Séjour de paix à Epidaure

Pendant plus de trente années, j’avais erré dans un labyrinthe. J’avais goûté toutes les joies, tous les désespoirs, sans jamais connaître la signification exacte de la paix. Chemin faisant, j’avais vaincu tous mes ennemis, l’un après l’autre ; mais le plus grand de tous, j’étais passé à côté de lui sans le reconnaître – c’était moi-même. Lorsque j’ai pénétré dans ce bol de silence, que baignait maintenant une lumière de marbre, j’ai enfin atteint le point, au centre des centres, où le plus léger murmure monte tel un oiseau joyeux et va se perdre par-delà l’épaule de la colline basse, comme la lumière d’une claire journée se dérobe et fuit devant le noir velours de la nuit. Balboa, debout sur le pic de Darien, ne dut pas connaître émerveillement plus grand que moi dans cet instant. Finies les conquêtes : un océan de paix s’étalait devant moi. Etre libre comme j’ai su, alors, que je l’étais, c’est comprendre la vanité de toute conquête, fût-ce celle de sois, qui est le dernier acte d’égotisme. Etre joyeux, c’est porter le moi à son sommet le plus élevé et l’y déposer triomphalement.

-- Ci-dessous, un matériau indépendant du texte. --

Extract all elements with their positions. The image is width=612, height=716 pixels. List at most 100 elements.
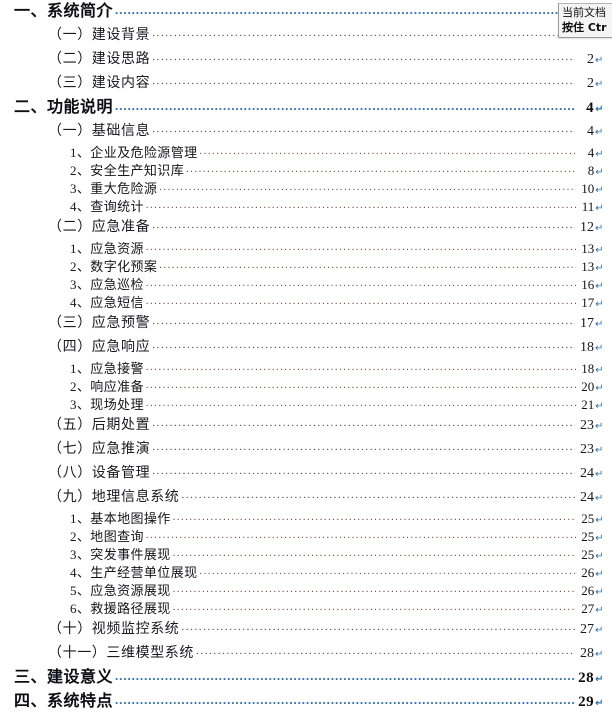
toc-entry-level-3[interactable]: 1、企业及危险源管理 4↵ — [0, 144, 612, 162]
toc-entry-label: 3、现场处理 — [70, 397, 144, 412]
paragraph-return-mark-icon: ↵ — [595, 281, 604, 292]
toc-entry-level-2[interactable]: （二）应急准备 12↵ — [0, 216, 612, 240]
toc-entry-level-3[interactable]: 1、应急接警 18↵ — [0, 360, 612, 378]
toc-entry-level-2[interactable]: （一）建设背景 — [0, 24, 612, 48]
paragraph-return-mark-icon: ↵ — [595, 533, 604, 544]
paragraph-return-mark-icon: ↵ — [595, 245, 604, 256]
toc-dot-leader — [173, 510, 577, 523]
toc-entry-level-2[interactable]: （五）后期处置 23↵ — [0, 414, 612, 438]
toc-dot-leader — [152, 439, 575, 453]
paragraph-return-mark-icon: ↵ — [595, 203, 604, 214]
toc-entry-label: （二）应急准备 — [48, 220, 151, 235]
toc-entry-level-3[interactable]: 3、应急巡检 16↵ — [0, 276, 612, 294]
toc-dot-leader — [115, 0, 586, 16]
toc-page-number: 16 — [581, 277, 595, 292]
toc-entry-level-1[interactable]: 三、建设意义 28↵ — [0, 666, 612, 690]
toc-entry-level-3[interactable]: 3、突发事件展现 25↵ — [0, 546, 612, 564]
paragraph-return-mark-icon: ↵ — [595, 605, 604, 616]
toc-page-number: 4 — [587, 145, 595, 160]
toc-entry-level-3[interactable]: 3、重大危险源 10↵ — [0, 180, 612, 198]
paragraph-return-mark-icon: ↵ — [595, 263, 604, 274]
paragraph-return-mark-icon: ↵ — [595, 674, 604, 685]
toc-entry-label: （八）设备管理 — [48, 466, 151, 481]
toc-entry-level-3[interactable]: 1、基本地图操作 25↵ — [0, 510, 612, 528]
toc-entry-level-3[interactable]: 6、救援路径展现 27↵ — [0, 600, 612, 618]
toc-entry-level-2[interactable]: （九）地理信息系统 24↵ — [0, 486, 612, 510]
toc-page-number: 27 — [580, 622, 595, 637]
paragraph-return-mark-icon: ↵ — [595, 698, 604, 709]
paragraph-return-mark-icon: ↵ — [595, 401, 604, 412]
toc-dot-leader — [146, 378, 576, 391]
toc-entry-level-3[interactable]: 2、响应准备 20↵ — [0, 378, 612, 396]
toc-dot-leader — [186, 162, 576, 175]
paragraph-return-mark-icon: ↵ — [595, 343, 604, 354]
toc-dot-leader — [152, 337, 575, 351]
toc-page-number: 29 — [578, 694, 595, 710]
toc-entry-level-2[interactable]: （八）设备管理 24↵ — [0, 462, 612, 486]
toc-entry-level-1[interactable]: 四、系统特点 29↵ — [0, 690, 612, 714]
toc-entry-level-3[interactable]: 4、应急短信 17↵ — [0, 294, 612, 312]
toc-entry-level-3[interactable]: 2、数字化预案 13↵ — [0, 258, 612, 276]
toc-entry-level-3[interactable]: 2、安全生产知识库 8↵ — [0, 162, 612, 180]
toc-entry-level-3[interactable]: 3、现场处理 21↵ — [0, 396, 612, 414]
toc-dot-leader — [152, 463, 575, 477]
toc-entry-level-3[interactable]: 5、应急资源展现 26↵ — [0, 582, 612, 600]
paragraph-return-mark-icon: ↵ — [595, 587, 604, 598]
hyperlink-tooltip: 当前文档 按住 Ctr — [558, 3, 612, 38]
toc-dot-leader — [146, 198, 576, 211]
toc-entry-level-2[interactable]: （十一）三维模型系统 28↵ — [0, 642, 612, 666]
toc-entry-level-3[interactable]: 4、生产经营单位展现 26↵ — [0, 564, 612, 582]
toc-dot-leader — [159, 258, 576, 271]
toc-page-number: 2 — [587, 52, 595, 67]
toc-entry-label: 四、系统特点 — [14, 693, 114, 710]
toc-dot-leader — [146, 294, 576, 307]
toc-page-number: 11 — [581, 199, 595, 214]
paragraph-return-mark-icon: ↵ — [595, 127, 604, 138]
toc-dot-leader — [146, 528, 576, 541]
toc-page-number: 23 — [580, 442, 595, 457]
toc-entry-level-2[interactable]: （三）建设内容 2↵ — [0, 72, 612, 96]
toc-entry-level-2[interactable]: （四）应急响应 18↵ — [0, 336, 612, 360]
toc-dot-leader — [173, 546, 577, 559]
toc-entry-label: （三）应急预警 — [48, 316, 151, 331]
toc-entry-level-1[interactable]: 一、系统简介 — [0, 0, 612, 24]
toc-entry-level-2[interactable]: （十）视频监控系统 27↵ — [0, 618, 612, 642]
paragraph-return-mark-icon: ↵ — [595, 223, 604, 234]
paragraph-return-mark-icon: ↵ — [595, 149, 604, 160]
paragraph-return-mark-icon: ↵ — [595, 365, 604, 376]
toc-page-number: 17 — [580, 316, 595, 331]
toc-entry-level-3[interactable]: 4、查询统计 11↵ — [0, 198, 612, 216]
toc-entry-label: （一）基础信息 — [48, 124, 151, 139]
toc-entry-level-2[interactable]: （一）基础信息 4↵ — [0, 120, 612, 144]
toc-entry-level-1[interactable]: 二、功能说明 4↵ — [0, 96, 612, 120]
toc-entry-label: （三）建设内容 — [48, 76, 151, 91]
toc-entry-label: 三、建设意义 — [14, 669, 114, 686]
paragraph-return-mark-icon: ↵ — [595, 104, 604, 115]
toc-dot-leader — [159, 180, 576, 193]
toc-page-number: 12 — [580, 220, 595, 235]
toc-page-number: 20 — [581, 379, 595, 394]
toc-entry-label: 4、应急短信 — [70, 295, 144, 310]
paragraph-return-mark-icon: ↵ — [595, 493, 604, 504]
toc-entry-label: 一、系统简介 — [14, 3, 114, 20]
toc-entry-label: 3、重大危险源 — [70, 181, 158, 196]
paragraph-return-mark-icon: ↵ — [595, 515, 604, 526]
toc-entry-level-3[interactable]: 1、应急资源 13↵ — [0, 240, 612, 258]
toc-page-number: 4 — [587, 124, 595, 139]
toc-entry-level-2[interactable]: （七）应急推演 23↵ — [0, 438, 612, 462]
toc-entry-level-3[interactable]: 2、地图查询 25↵ — [0, 528, 612, 546]
toc-dot-leader — [115, 96, 576, 112]
toc-entry-label: （一）建设背景 — [48, 28, 151, 43]
paragraph-return-mark-icon: ↵ — [595, 649, 604, 660]
toc-entry-level-2[interactable]: （三）应急预警 17↵ — [0, 312, 612, 336]
toc-page-number: 13 — [581, 259, 595, 274]
toc-entry-label: （九）地理信息系统 — [48, 490, 180, 505]
toc-entry-label: （四）应急响应 — [48, 340, 151, 355]
paragraph-return-mark-icon: ↵ — [595, 185, 604, 196]
toc-entry-label: （二）建设思路 — [48, 52, 151, 67]
toc-page-number: 17 — [581, 295, 595, 310]
toc-entry-level-2[interactable]: （二）建设思路 2↵ — [0, 48, 612, 72]
paragraph-return-mark-icon: ↵ — [595, 55, 604, 66]
toc-page-number: 25 — [581, 547, 595, 562]
toc-entry-label: 3、应急巡检 — [70, 277, 144, 292]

Connaître la paix, c’est un tout : c’est l’instant d’après, où la reddition est complète, où l’on n’a même plus conscience de capituler. La paix est là, au centre, et, lorsqu’on y a atteint, la voix jaillit pour se répandre en louanges et bénédictions. Et la voix, alors, porte, loin, très loin, jusqu’aux confins de l’univers. Et, alors aussi, elle guérit, parce qu’elle apporte avec elle la lumière et la chaleur de la compassion.

Epidaure n’est qu’un symbole ; le véritable lieu est dans le cœur – le cœur de chacun de nous, pour peu que nous consentions à faire halte et à le chercher. Toute découverte est mystérieuse, en ce qu’elle révèle un immédiat infiniment inattendu, une présence infiniment proche, une connaissance de longue date, infiniment intime. Le sage n’a que faire de sortir de chez lui et de voyager ; c’est le sot qui cherche la marmite d’or au pied de l’arc-en-ciel. Mais l’un et l’autre sont inexorablement prédestinés à se rencontrer et à s’unir. Leur point de rencontre, c’est le cœur du monde, où commence et finit le Chemin. Leur point de rencontre, c’est la prise de conscience ; leur point de fusion : celui où transcende leur rôle.